India's central bank has lowered interest rates for the first time in nine months and reduced the amount of deposits that lenders are required to set aside as reserves.

 

The Reserve Bank of India (RBI) reduced the policy repo rate under the liquidity adjustment facility (LAF) by 25 basis points from 8.0 percent to 7.75 percent with immediate effect.

 

Meanwhile, the cash reserve ratio (CRR) has been reduced by 25 basis points from 4.25 percent to 4.0 percent of their net demand and time liabilities (NDTL) effective the fortnight beginning February 9, 2013.

 

The move will release an estimated 180bn rupees (IR) into the country’s banking system for lending. It is expected to support growth by encouraging investment; continue to anchor medium-term inflation expectations on the basis of a credible commitment to low and stable inflation; and  improve liquidity conditions to support credit flow.

 

India’s wholesale price index, the main bellwether of inflation, fell to an eleventh-month low of 7.18% in December. The RBI, which has been under pressure to stimulate the economy, said that the improvement “provides space, albeit limited, for monetary policy to give greater emphasis to growth risks”. 

 

The bank also forecast that it now expects the rate to ease further to 6.8% in March, compared with its earlier projection of 7.5%

 

Although India’s economy grew by 5.3% in Q312, it was the slowest rate of expansion in three years.
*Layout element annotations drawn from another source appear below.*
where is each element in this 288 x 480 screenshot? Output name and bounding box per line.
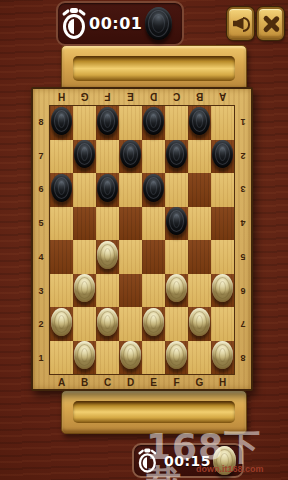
rank-label: 6 <box>33 173 49 207</box>
square-h7[interactable] <box>211 140 234 174</box>
square-c6[interactable] <box>96 173 119 207</box>
square-g3[interactable] <box>188 274 211 308</box>
square-h6[interactable] <box>211 173 234 207</box>
square-c7[interactable] <box>96 140 119 174</box>
stopwatch-icon <box>62 8 86 40</box>
square-a3[interactable] <box>50 274 73 308</box>
white-piece[interactable] <box>51 308 72 336</box>
rank-label: 5 <box>33 206 49 240</box>
checkers-board: ABCDEFGH 87654321 87654321 ABCDEFGH <box>31 87 253 391</box>
square-a8[interactable] <box>50 106 73 140</box>
square-b7[interactable] <box>73 140 96 174</box>
square-d6[interactable] <box>119 173 142 207</box>
square-g7[interactable] <box>188 140 211 174</box>
square-b1[interactable] <box>73 341 96 375</box>
white-timer-value: 00:15 <box>164 453 211 469</box>
black-piece[interactable] <box>120 140 141 168</box>
square-f3[interactable] <box>165 274 188 308</box>
square-d5[interactable] <box>119 207 142 241</box>
square-h5[interactable] <box>211 207 234 241</box>
file-label: E <box>142 377 165 388</box>
captured-pieces-tray-bottom <box>61 390 247 434</box>
black-piece[interactable] <box>74 140 95 168</box>
square-e3[interactable] <box>142 274 165 308</box>
square-e1[interactable] <box>142 341 165 375</box>
square-g4[interactable] <box>188 240 211 274</box>
square-g2[interactable] <box>188 307 211 341</box>
square-c2[interactable] <box>96 307 119 341</box>
white-piece[interactable] <box>212 274 233 302</box>
square-c8[interactable] <box>96 106 119 140</box>
rank-labels-right: 87654321 <box>235 105 251 375</box>
square-d1[interactable] <box>119 341 142 375</box>
black-timer-value: 00:01 <box>89 14 142 33</box>
square-d4[interactable] <box>119 240 142 274</box>
white-piece[interactable] <box>120 341 141 369</box>
square-f7[interactable] <box>165 140 188 174</box>
black-player-piece-icon <box>145 7 172 40</box>
square-e4[interactable] <box>142 240 165 274</box>
white-piece[interactable] <box>189 308 210 336</box>
square-e2[interactable] <box>142 307 165 341</box>
speaker-icon <box>232 15 250 33</box>
rank-label: 7 <box>235 308 251 342</box>
file-labels-top: ABCDEFGH <box>49 89 235 105</box>
white-player-piece-icon <box>213 446 236 475</box>
rank-label: 8 <box>33 105 49 139</box>
file-label: B <box>188 92 211 103</box>
square-d7[interactable] <box>119 140 142 174</box>
square-c3[interactable] <box>96 274 119 308</box>
tray-groove <box>73 56 235 81</box>
square-b6[interactable] <box>73 173 96 207</box>
white-piece[interactable] <box>97 241 118 269</box>
square-a5[interactable] <box>50 207 73 241</box>
square-a7[interactable] <box>50 140 73 174</box>
black-piece[interactable] <box>143 107 164 135</box>
square-f1[interactable] <box>165 341 188 375</box>
black-piece[interactable] <box>189 107 210 135</box>
square-f5[interactable] <box>165 207 188 241</box>
square-b2[interactable] <box>73 307 96 341</box>
close-button[interactable] <box>257 7 284 40</box>
white-timer-panel: 00:15 <box>132 443 244 478</box>
white-piece[interactable] <box>166 274 187 302</box>
white-piece[interactable] <box>166 341 187 369</box>
tray-groove <box>73 401 235 423</box>
square-c4[interactable] <box>96 240 119 274</box>
square-d2[interactable] <box>119 307 142 341</box>
close-icon <box>261 14 281 34</box>
game-screen: 00:01 ABCDEFGH 87654321 87654321 ABCDEFG… <box>0 0 288 480</box>
square-g5[interactable] <box>188 207 211 241</box>
file-label: C <box>96 377 119 388</box>
rank-label: 1 <box>33 341 49 375</box>
rank-label: 3 <box>235 173 251 207</box>
file-label: C <box>165 92 188 103</box>
square-f8[interactable] <box>165 106 188 140</box>
square-f4[interactable] <box>165 240 188 274</box>
square-g1[interactable] <box>188 341 211 375</box>
white-piece[interactable] <box>97 308 118 336</box>
black-piece[interactable] <box>143 174 164 202</box>
rank-label: 2 <box>235 139 251 173</box>
file-label: A <box>211 92 234 103</box>
square-e6[interactable] <box>142 173 165 207</box>
file-label: G <box>73 92 96 103</box>
square-g8[interactable] <box>188 106 211 140</box>
square-h2[interactable] <box>211 307 234 341</box>
square-e5[interactable] <box>142 207 165 241</box>
file-label: D <box>119 377 142 388</box>
square-b4[interactable] <box>73 240 96 274</box>
file-label: B <box>73 377 96 388</box>
file-label: E <box>119 92 142 103</box>
rank-label: 7 <box>33 139 49 173</box>
square-d8[interactable] <box>119 106 142 140</box>
black-piece[interactable] <box>166 140 187 168</box>
rank-label: 5 <box>235 240 251 274</box>
rank-label: 4 <box>33 240 49 274</box>
file-labels-bottom: ABCDEFGH <box>49 375 235 389</box>
square-b3[interactable] <box>73 274 96 308</box>
sound-button[interactable] <box>227 7 254 40</box>
square-f6[interactable] <box>165 173 188 207</box>
black-timer-panel: 00:01 <box>56 1 184 46</box>
black-piece[interactable] <box>97 107 118 135</box>
rank-label: 2 <box>33 308 49 342</box>
file-label: G <box>188 377 211 388</box>
file-label: D <box>142 92 165 103</box>
square-b8[interactable] <box>73 106 96 140</box>
file-label: H <box>211 377 234 388</box>
white-piece[interactable] <box>143 308 164 336</box>
black-piece[interactable] <box>212 140 233 168</box>
white-piece[interactable] <box>74 341 95 369</box>
rank-label: 4 <box>235 206 251 240</box>
white-piece[interactable] <box>74 274 95 302</box>
board-grid <box>49 105 235 375</box>
white-piece[interactable] <box>212 341 233 369</box>
file-label: F <box>165 377 188 388</box>
black-piece[interactable] <box>51 107 72 135</box>
rank-label: 8 <box>235 341 251 375</box>
square-e7[interactable] <box>142 140 165 174</box>
rank-labels-left: 87654321 <box>33 105 49 375</box>
square-g6[interactable] <box>188 173 211 207</box>
captured-pieces-tray-top <box>61 45 247 92</box>
black-piece[interactable] <box>51 174 72 202</box>
square-b5[interactable] <box>73 207 96 241</box>
file-label: F <box>96 92 119 103</box>
rank-label: 1 <box>235 105 251 139</box>
black-piece[interactable] <box>166 207 187 235</box>
file-label: A <box>50 377 73 388</box>
square-h3[interactable] <box>211 274 234 308</box>
square-h4[interactable] <box>211 240 234 274</box>
rank-label: 3 <box>33 274 49 308</box>
square-a1[interactable] <box>50 341 73 375</box>
black-piece[interactable] <box>97 174 118 202</box>
rank-label: 6 <box>235 274 251 308</box>
square-c1[interactable] <box>96 341 119 375</box>
square-d3[interactable] <box>119 274 142 308</box>
square-a4[interactable] <box>50 240 73 274</box>
square-a6[interactable] <box>50 173 73 207</box>
square-e8[interactable] <box>142 106 165 140</box>
square-c5[interactable] <box>96 207 119 241</box>
square-h1[interactable] <box>211 341 234 375</box>
square-h8[interactable] <box>211 106 234 140</box>
square-f2[interactable] <box>165 307 188 341</box>
file-label: H <box>50 92 73 103</box>
square-a2[interactable] <box>50 307 73 341</box>
stopwatch-icon <box>138 448 157 473</box>
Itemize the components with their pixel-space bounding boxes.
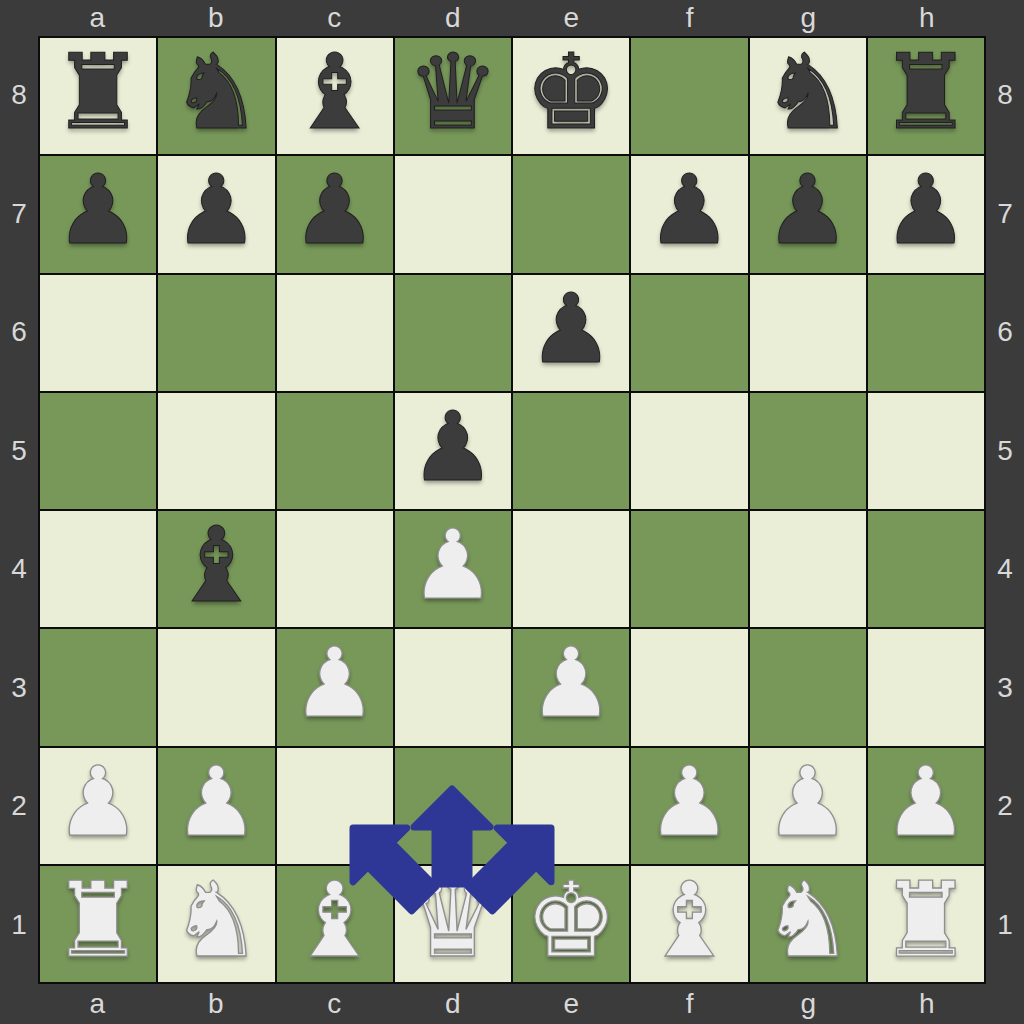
square-g1[interactable]: ♞ xyxy=(750,866,866,982)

The RBI has also lowered its full-year growth projection for the 2012-13 financial year to 5.5% from 5.8%, with analysts suggesting that further interest rate cuts may follow to stimulate long-term growth.

 

However, the central bank also stressed its continued concerns over India’s fiscal and current account deficits (CAD) and said that its pro-growth policies would reflect management of the risks that they posed.

 

“Financing the CAD with increasingly risky and volatile flows increases the country’s vulnerability to sudden shifts in risk appetite and liquidity preference, potentially threatening macroeconomic and exchange rate stability,” said the RBI in a statement.